The morning's itinerary brought the group to Tianpu community in Yujing, Tainan, where the community's volunteer acted as tour guide. The tour began with an introduction to the environment surrounding the luffa farm and functions of its eco-pond. The tour guide then explained the growing process of the luffa gourds and how to differentiate between male and female flowers. Normally, male flowers will face the sun while the female flowers face downward and carry a small green luffa. Everyone was taught how to determine when the luffa gourds are ready for harvesting as the flesh inside the luffa gourds will become fibrous if left past the harvesting period. When growing luffa gourds, melon flies (Bactrocera cucurbitae) are the main pest. They will lay eggs under the fruit skin after the female flower has withered and the maggots that hatched will start eating from within the fruits. For pest control, luffa farmers will usually cover very young fruits with newspapers, and hang yellow sticky paper or PET bottles smeared with yellow adhesive to capture the flies. The interns were told to find young fruits that had not been infested by fly eggs, and bag them with recycled newspapers and steel wire ties. After the experience, the tour guide explained the effects of luffa water and the method of extracting luffa water. After all the luffa gourds have been harvested, and the plant is no longer watered and there is no rain seven days prior to the water extraction, the stem nearest the root is cut off in the evening and a large PET bottle is used to collect the liquid that flows out. Early next morning, the PET bottle is retrieved and the liquid is filtered several times to obtain the luffa water for daily use.

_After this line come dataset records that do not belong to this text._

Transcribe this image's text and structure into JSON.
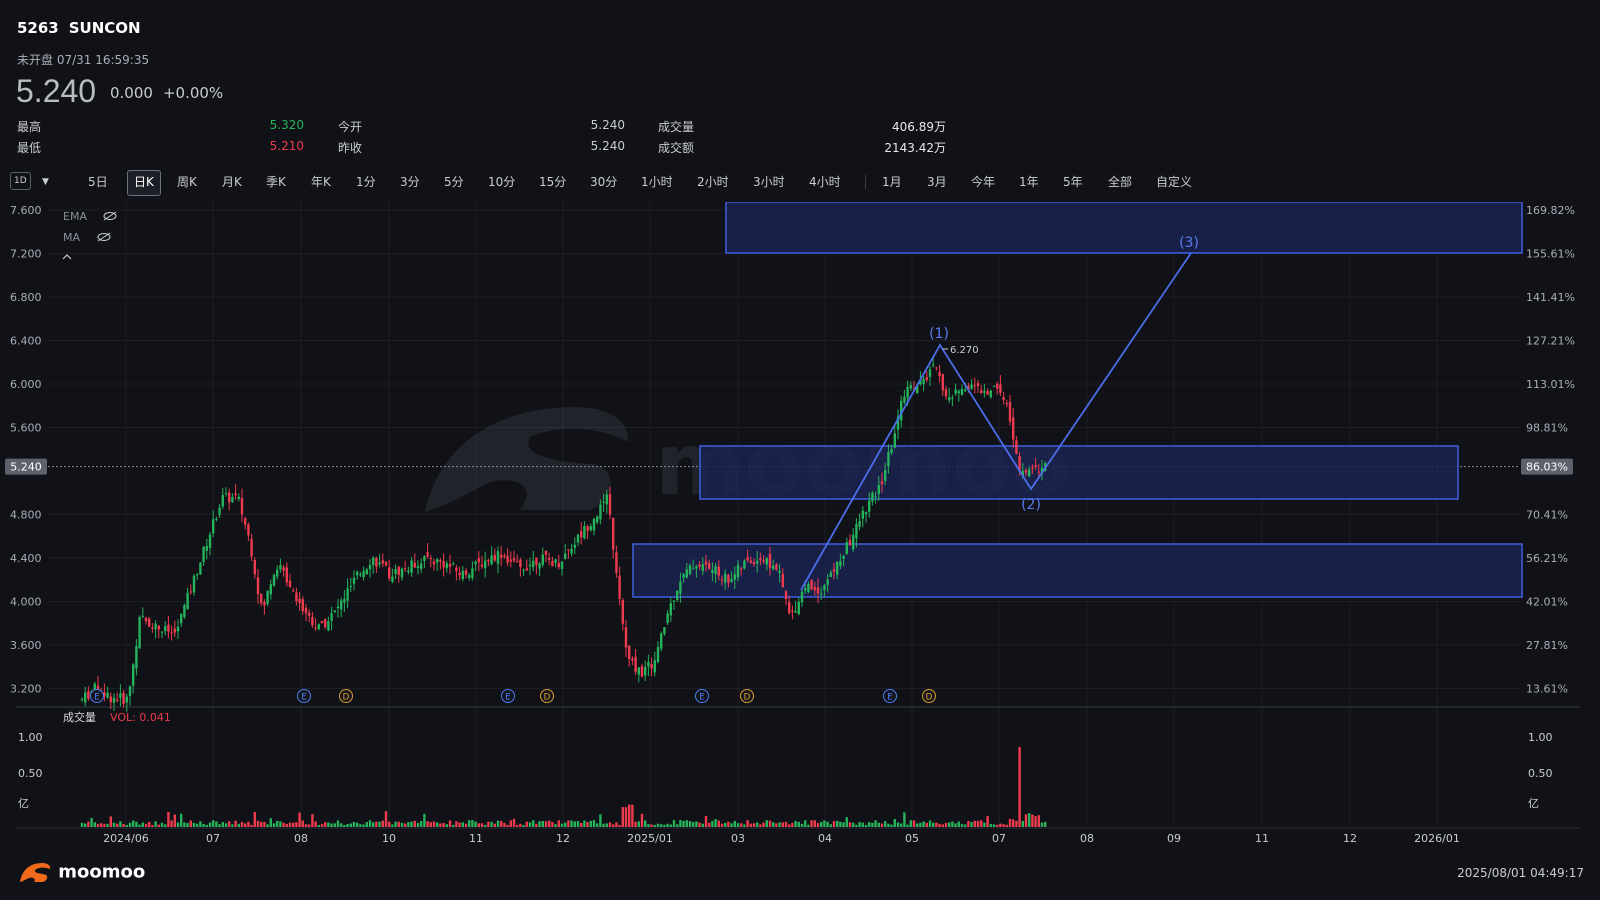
{
  "header": {
    "code": "5263",
    "name": "SUNCON",
    "status": "未开盘 07/31 16:59:35",
    "price": "5.240",
    "change": "0.000",
    "change_pct": "+0.00%"
  },
  "stats": {
    "high_label": "最高",
    "high_value": "5.320",
    "low_label": "最低",
    "low_value": "5.210",
    "open_label": "今开",
    "open_value": "5.240",
    "prev_close_label": "昨收",
    "prev_close_value": "5.240",
    "volume_label": "成交量",
    "volume_value": "406.89万",
    "turnover_label": "成交额",
    "turnover_value": "2143.42万"
  },
  "toolbar": {
    "interval_selector": "1D",
    "timeframes": [
      "5日",
      "日K",
      "周K",
      "月K",
      "季K",
      "年K",
      "1分",
      "3分",
      "5分",
      "10分",
      "15分",
      "30分",
      "1小时",
      "2小时",
      "3小时",
      "4小时"
    ],
    "active": "日K",
    "ranges": [
      "1月",
      "3月",
      "今年",
      "1年",
      "5年",
      "全部",
      "自定义"
    ]
  },
  "chart": {
    "indicators": {
      "ema": "EMA",
      "ma": "MA"
    },
    "collapse_icon": "chevron-up-icon",
    "price_ticks": [
      "7.600",
      "7.200",
      "6.800",
      "6.400",
      "6.000",
      "5.600",
      "5.240",
      "4.800",
      "4.400",
      "4.000",
      "3.600",
      "3.200"
    ],
    "pct_ticks": [
      "169.82%",
      "155.61%",
      "141.41%",
      "127.21%",
      "113.01%",
      "98.81%",
      "86.03%",
      "70.41%",
      "56.21%",
      "42.01%",
      "27.81%",
      "13.61%"
    ],
    "current_price_tag": "5.240",
    "current_pct_tag": "86.03%",
    "peak_label": "6.270",
    "wave_labels": [
      "(1)",
      "(2)",
      "(3)"
    ],
    "event_markers": [
      "E",
      "E",
      "D",
      "E",
      "D",
      "E",
      "D",
      "E",
      "D"
    ],
    "x_ticks": [
      "2024/06",
      "07",
      "08",
      "10",
      "11",
      "12",
      "2025/01",
      "03",
      "04",
      "05",
      "07",
      "08",
      "09",
      "11",
      "12",
      "2026/01"
    ],
    "volume_label": "成交量",
    "volume_reading": "VOL: 0.041",
    "volume_ticks": [
      "1.00",
      "0.50",
      "亿"
    ],
    "watermark": "moomoo",
    "colors": {
      "up": "#25b35b",
      "down": "#ee3b4d",
      "zone_border": "#3f5fe0",
      "zone_fill": "#1a2350",
      "wave_line": "#4a6ee8"
    }
  },
  "footer": {
    "brand": "moomoo",
    "timestamp": "2025/08/01 04:49:17"
  }
}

After lunch, everyone learned to make luffa soap. The next destination after Tianpu community is Xiaochong Orchard, which specializes in the cultivation of Irwin mangoes. Orchard owner Li Yu-chung was the tour guide. Mr. Li began by explaining that Irwin mangoes were originally grown in Florida whereas the local mango was introduced into Taiwan from India during the time of Dutch rule. Belonging to the Anacardiaceae family, mangoes are not favored by bees and are mainly pollinated by blow flies (Calliphoridae). As mangoes are susceptible to oriental fruit flies (Bactrocera dorsalis), they must pass quarantine inspection, and steamed at 46.5 degrees Celsius to kill any insect larva, when exported to countries that have not been invaded by oriental fruit flies. Finally, Mr. Li said that the crops are easily influenced by weather and the fruits are prone to splitting this year because of the rainy weather. He added that lychee orchards in other places are also affected by the warm winter last year. Due to the unusually small quantity of blossoms, lychee harvest is not expected to be good this year. The impact of climate change on humanity is a pressing issue that deserves serious consideration. At this point, the day's itinerary came to an end. Everyone took a group photo before heading back and looked forward to the next study tour.